Stenoma aphrophanes

Scientific classification
- Kingdom: Animalia
- Phylum: Arthropoda
- Class: Insecta
- Order: Lepidoptera
- Family: Depressariidae
- Genus: Stenoma
- Species: S. aphrophanes
- Binomial name: Stenoma aphrophanes Meyrick, 1929

= Stenoma aphrophanes =

- Authority: Meyrick, 1929

Species of moth

Stenoma aphrophanes is a moth in the family Depressariidae. It was described by Edward Meyrick in 1929. It is found in São Paulo, Brazil.

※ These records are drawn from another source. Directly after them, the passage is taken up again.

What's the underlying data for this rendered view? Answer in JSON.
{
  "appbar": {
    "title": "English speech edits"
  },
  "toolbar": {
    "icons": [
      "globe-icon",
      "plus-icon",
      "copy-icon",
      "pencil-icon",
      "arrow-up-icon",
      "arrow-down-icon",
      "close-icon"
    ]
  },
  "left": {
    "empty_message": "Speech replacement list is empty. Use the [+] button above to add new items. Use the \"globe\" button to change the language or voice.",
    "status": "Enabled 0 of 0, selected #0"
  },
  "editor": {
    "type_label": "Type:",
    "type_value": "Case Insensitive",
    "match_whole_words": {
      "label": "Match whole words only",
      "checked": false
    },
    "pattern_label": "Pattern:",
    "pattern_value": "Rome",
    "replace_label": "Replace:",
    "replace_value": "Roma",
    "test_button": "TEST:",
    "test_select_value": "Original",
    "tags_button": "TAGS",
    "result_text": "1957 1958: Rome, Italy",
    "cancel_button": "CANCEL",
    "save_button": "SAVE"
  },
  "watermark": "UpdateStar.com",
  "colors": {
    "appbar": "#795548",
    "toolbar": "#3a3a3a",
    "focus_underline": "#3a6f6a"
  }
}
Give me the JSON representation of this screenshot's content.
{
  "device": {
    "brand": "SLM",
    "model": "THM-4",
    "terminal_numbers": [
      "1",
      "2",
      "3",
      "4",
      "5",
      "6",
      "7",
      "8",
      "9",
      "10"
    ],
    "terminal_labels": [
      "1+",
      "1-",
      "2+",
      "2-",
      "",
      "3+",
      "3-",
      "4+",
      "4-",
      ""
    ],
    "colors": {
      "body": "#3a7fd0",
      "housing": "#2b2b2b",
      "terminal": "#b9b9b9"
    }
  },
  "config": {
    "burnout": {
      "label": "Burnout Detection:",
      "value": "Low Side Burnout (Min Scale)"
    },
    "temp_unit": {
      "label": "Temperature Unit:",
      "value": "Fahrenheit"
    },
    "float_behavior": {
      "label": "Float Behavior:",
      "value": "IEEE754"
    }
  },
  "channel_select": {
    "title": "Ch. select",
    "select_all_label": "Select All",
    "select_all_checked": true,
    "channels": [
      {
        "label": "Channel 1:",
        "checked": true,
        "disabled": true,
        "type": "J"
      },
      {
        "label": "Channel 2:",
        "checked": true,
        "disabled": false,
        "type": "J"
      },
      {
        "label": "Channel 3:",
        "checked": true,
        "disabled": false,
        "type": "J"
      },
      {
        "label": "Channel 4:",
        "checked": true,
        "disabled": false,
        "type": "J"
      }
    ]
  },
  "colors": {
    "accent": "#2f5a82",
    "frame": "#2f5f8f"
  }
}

The wingspan is 27–31 mm. The forewings are olive brown, paler and with whitish reflections except along the costa and termen and on a triangular patch in the disc about one-third. In males, there is a broad streak of whitish suffusion beneath the costa, interrupted in the middle, curved around before the apex parallel to the termen and running to the dorsum before the tornus, from the extremity of the anterior portion an irregular line runs to the second discal stigma, these markings are hardly indicated in females. The plical stigma is dark fuscous, the second discal forming a transverse fuscous mark, partially edged whitish. There is a whitish streak along the termen, in females slenderer and interrupted. The hindwings are fuscous.